Siège 3 : Phil Ivey
Tapis : 9,765,000 (septième place)
Origine : Né à Riverside, en Californie, mais a immédiatement déménagé avec sa famille à Roselle, dans le New Jersey (Nord-Est des États-Unis) C’est le poker qui l’a fait revenir à l’ouest au début des années 2000, d’abord à Los Angeles, puis à Las Vegas, sa principale résidence actuelle.
Âge : 33 ans
Profession : Joueur de poker « depuis toujours, ou presque » : Ivey gagne sa vie avec les cartes depuis l’âge de 20 ans. Durant les deux années qui ont précédé, il a maintenu sa bankroll à flot avec un job payé au lance-pierres dans une boîte de télé-marketing. Sa première (et probablement la dernière) incursion dans le monde du travail salarié.
Statut : Dieu vivant
Gains en tournoi (avant le Main Event) : 10,832,700$
Profil : Prétendons un instant que vous n’ayez jamais entendu parler du meilleur joueur du monde, ce qui me semble tout de même improbable. Pour vous, je me contenterai d’une description statistique qui en dit déjà bien long. Phil Ivey, c’est plus de 10 millions de dollars de gains en tournoi. Aux WSOP, c’est 35 places payées, dont 19 finales et sept victoires – jamais en Hold’em ! Au WPT, c’est 11 places payées, dont 8 finales, et une victoire (admirez le retour sur investissement : quand Phil rentre dans l’argent, c’est pour aller au bout). A côté de cela, il y a une seconde place pour l’une de ses rares apparitions à l’EPT (Barcelone, 2006), une victoire dans le Monte Carlo millions (après avoir passé le bluff le plus célèbre de l’histoire du poker contre Paul Jackson), et des tas et des tas d’autres résultats un peu partout dans le monde, dans toutes les variantes. Au Main Event des WSOP, Phil Ivey s’est classé dans le top 25 pas moins de quatre fois en dix participations. Mais cela sera sa première apparition en finale, après une cruelle dixième place en 2003 (la bulle) après un bad-beat contre Chris Moneymaker.
Mais tout cela, cela ne représente rien, ou si peu, face aux accomplissements d’Ivey en cash-game, son gagne pain depuis l’adolescence, et sa façon favorite de pratiquer le poker. Ivey a monté les échelons patiemment, à force de travail et de discipline, pour disputer aujourd’hui les plus grosses parties live et online. Il n’y a pas de partie trop chère pour lui, même celle disputée contre le Andy Beal en 2006 aux blindes 50,000/100,000$ - c’était du Limit Hold’em, et Ivey a nettoyé le dangereux milliardaire de plus de quinze millions de dollars. En ligne, les bases de données montrent une domination écrasante. Sans compter qu’Ivey est l’un des investisseurs principaux de l’une des plus grosses salles de jeux en ligne du monde. On imagine le pactole que cela représente.

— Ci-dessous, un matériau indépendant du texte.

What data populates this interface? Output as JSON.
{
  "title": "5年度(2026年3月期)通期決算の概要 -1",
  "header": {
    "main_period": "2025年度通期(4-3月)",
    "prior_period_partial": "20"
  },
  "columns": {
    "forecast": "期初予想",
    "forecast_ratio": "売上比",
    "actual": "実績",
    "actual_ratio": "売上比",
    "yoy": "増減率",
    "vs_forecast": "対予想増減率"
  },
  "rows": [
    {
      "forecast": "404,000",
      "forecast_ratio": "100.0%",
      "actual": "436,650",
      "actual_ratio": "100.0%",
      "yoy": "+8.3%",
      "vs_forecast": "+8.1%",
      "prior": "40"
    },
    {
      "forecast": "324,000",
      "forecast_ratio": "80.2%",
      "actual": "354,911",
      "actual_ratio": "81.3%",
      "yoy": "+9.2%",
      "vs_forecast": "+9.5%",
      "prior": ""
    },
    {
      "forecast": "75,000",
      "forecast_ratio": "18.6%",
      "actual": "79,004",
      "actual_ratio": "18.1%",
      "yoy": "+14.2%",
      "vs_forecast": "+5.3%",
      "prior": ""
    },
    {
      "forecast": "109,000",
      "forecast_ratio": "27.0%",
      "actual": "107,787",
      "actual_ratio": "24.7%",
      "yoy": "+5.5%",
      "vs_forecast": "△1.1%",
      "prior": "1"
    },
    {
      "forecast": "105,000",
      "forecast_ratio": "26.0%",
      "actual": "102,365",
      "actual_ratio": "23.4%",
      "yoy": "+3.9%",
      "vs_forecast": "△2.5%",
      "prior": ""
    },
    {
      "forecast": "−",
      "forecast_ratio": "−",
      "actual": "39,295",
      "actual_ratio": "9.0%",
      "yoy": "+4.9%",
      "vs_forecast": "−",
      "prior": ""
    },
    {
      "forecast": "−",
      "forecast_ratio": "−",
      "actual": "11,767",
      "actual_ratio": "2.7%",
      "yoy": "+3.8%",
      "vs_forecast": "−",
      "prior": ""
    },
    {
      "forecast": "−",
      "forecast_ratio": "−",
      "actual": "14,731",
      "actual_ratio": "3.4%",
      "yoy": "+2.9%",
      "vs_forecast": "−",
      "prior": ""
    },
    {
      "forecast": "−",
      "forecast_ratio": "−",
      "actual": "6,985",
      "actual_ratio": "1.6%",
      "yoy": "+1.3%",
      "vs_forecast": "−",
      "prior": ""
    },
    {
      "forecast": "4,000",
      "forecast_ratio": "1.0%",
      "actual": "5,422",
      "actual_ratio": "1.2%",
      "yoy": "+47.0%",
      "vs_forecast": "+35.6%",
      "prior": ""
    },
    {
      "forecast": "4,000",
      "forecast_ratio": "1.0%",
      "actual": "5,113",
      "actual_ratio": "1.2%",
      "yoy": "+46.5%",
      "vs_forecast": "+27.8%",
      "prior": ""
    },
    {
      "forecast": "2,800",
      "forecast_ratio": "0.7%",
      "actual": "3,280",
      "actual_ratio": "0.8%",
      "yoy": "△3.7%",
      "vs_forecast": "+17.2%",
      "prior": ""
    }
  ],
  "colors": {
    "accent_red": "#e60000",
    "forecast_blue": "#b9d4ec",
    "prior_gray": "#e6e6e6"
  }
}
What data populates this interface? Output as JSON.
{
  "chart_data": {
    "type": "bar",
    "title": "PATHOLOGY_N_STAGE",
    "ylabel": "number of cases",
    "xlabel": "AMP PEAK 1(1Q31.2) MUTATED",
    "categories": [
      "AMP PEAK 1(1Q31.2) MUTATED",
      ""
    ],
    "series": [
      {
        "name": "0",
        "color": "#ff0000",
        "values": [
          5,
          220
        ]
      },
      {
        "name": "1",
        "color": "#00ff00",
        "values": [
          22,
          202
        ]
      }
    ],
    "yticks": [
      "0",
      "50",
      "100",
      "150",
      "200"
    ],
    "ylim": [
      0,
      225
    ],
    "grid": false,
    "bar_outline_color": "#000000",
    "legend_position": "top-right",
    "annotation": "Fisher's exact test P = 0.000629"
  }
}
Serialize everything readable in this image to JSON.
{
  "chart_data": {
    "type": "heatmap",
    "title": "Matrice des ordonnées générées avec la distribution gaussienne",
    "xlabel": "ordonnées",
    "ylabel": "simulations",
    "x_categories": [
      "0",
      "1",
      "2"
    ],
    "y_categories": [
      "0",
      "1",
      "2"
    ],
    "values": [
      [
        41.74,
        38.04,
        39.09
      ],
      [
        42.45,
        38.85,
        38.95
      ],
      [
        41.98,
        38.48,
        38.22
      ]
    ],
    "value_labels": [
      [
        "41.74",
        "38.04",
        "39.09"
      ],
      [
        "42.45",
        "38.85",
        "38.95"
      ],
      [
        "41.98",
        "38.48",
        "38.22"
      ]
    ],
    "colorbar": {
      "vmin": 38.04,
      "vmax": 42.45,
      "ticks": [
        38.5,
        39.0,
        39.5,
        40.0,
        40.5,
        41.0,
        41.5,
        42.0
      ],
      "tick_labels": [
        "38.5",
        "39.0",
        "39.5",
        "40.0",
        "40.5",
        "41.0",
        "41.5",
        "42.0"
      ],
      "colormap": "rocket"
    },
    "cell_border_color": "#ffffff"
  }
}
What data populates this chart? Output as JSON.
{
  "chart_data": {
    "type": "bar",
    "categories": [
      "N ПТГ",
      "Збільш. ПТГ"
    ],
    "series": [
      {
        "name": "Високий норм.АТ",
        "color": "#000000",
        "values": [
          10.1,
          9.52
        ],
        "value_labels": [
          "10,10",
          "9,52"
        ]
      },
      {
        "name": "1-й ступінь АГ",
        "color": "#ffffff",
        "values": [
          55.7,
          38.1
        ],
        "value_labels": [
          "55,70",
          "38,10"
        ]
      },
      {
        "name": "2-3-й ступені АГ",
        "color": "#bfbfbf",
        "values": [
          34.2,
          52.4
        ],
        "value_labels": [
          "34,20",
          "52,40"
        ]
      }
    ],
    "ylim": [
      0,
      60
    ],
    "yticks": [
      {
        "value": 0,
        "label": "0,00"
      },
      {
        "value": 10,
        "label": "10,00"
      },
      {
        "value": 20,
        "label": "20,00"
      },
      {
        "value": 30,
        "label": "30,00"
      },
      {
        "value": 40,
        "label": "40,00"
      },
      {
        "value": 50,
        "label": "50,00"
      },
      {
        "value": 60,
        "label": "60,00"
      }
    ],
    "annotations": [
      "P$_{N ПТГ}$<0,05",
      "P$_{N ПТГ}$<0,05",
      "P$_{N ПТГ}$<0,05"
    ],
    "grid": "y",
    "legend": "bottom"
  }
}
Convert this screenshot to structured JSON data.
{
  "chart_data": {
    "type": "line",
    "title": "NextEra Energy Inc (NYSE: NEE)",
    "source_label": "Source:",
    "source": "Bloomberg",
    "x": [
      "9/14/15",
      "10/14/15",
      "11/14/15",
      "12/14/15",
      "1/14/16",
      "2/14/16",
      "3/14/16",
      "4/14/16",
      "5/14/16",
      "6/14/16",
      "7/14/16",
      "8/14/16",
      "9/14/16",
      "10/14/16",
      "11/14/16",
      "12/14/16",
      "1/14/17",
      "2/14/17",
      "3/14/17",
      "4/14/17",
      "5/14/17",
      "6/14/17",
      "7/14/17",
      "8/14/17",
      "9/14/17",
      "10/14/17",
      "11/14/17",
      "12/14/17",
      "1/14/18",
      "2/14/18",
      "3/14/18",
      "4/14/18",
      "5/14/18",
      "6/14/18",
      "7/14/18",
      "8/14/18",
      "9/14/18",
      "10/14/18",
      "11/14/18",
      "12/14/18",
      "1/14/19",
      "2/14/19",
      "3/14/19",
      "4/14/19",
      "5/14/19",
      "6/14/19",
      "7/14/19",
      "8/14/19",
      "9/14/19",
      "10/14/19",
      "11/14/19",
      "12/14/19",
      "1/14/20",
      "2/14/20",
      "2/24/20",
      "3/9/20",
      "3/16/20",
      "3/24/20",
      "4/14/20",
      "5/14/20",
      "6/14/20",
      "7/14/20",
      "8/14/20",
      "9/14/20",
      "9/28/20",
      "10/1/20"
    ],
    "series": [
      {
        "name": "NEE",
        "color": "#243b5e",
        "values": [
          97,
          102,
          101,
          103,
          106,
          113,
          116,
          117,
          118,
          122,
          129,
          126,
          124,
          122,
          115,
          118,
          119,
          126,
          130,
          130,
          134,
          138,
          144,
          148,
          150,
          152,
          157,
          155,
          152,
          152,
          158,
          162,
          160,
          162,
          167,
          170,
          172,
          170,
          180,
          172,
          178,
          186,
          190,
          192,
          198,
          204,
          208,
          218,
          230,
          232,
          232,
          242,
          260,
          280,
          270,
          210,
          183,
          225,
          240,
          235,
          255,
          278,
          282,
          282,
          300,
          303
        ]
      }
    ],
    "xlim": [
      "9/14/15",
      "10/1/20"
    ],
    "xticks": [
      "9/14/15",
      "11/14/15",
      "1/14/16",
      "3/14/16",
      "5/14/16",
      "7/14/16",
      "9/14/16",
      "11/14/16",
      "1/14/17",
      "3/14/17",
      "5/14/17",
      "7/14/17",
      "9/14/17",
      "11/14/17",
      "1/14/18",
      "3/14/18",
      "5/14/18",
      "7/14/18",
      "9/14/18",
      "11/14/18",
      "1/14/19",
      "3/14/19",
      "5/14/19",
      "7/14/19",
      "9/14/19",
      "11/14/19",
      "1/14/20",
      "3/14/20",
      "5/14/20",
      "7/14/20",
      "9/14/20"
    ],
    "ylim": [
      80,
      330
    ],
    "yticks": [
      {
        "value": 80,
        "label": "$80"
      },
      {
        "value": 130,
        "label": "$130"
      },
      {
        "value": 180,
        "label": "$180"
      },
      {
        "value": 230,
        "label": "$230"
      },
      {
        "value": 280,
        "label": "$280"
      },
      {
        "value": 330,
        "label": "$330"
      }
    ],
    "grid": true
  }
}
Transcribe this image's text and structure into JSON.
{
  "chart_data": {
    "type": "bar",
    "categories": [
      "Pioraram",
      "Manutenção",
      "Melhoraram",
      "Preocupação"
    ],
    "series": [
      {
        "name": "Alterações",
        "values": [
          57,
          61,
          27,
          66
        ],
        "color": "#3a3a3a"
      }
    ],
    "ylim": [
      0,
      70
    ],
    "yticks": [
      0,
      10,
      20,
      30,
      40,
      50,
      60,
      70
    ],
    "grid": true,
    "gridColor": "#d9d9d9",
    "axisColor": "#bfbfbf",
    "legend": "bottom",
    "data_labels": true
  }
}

Tout cela, et bien plus encore, font d’Ivey le joueur de poker le plus charismatique de la planète. Et le plus mystérieux, aussi. Avant la parution du bouquin « Deal Me In », racontant les début de plusieurs célèbres pros, bien peu de fans connaissaient l’histoire des débuts d’Ivey dans le poker, qui se confond plus ou moins avec sa vie. Saviez-vous par exemple qu’à l’âge de seize ans, Ivey passait déjà sa vie dans les casinos d’Atlantic City, passant son premier gros bluff grâce à une fausse carte d’identité au nom de « Jerome Graham » ? « Le jour de mes 21 ans », explique t-il, « Je me suis simplement pointé au casino, et j’ai révélé mon vrai nom au responsable. Il m’a félicité pour la qualité de ma fausse carte, et m’a laissé continuer à jouer. J’étais l’un de leurs meilleurs clients, de toute façon. » Moins surprenant, on apprend aussi dans ce bouquin qu’Ivey a commencé par perdre avant de devenir le joueur qu’il est. « J’ai payé mes premières leçons, bien sur. Je faisais l’aller et retour entre le casino et un job de telemarketing. » Mais le potentiel était déjà là. Car Ivey est un bosseur. « J’observais mes adversaires, même quand je n’étais pas dans le coup. A la fin de chaque session, je prenais des notes, et analysais toutes les mains que j’avais joué, je restais éveillé tard dans la nuit. »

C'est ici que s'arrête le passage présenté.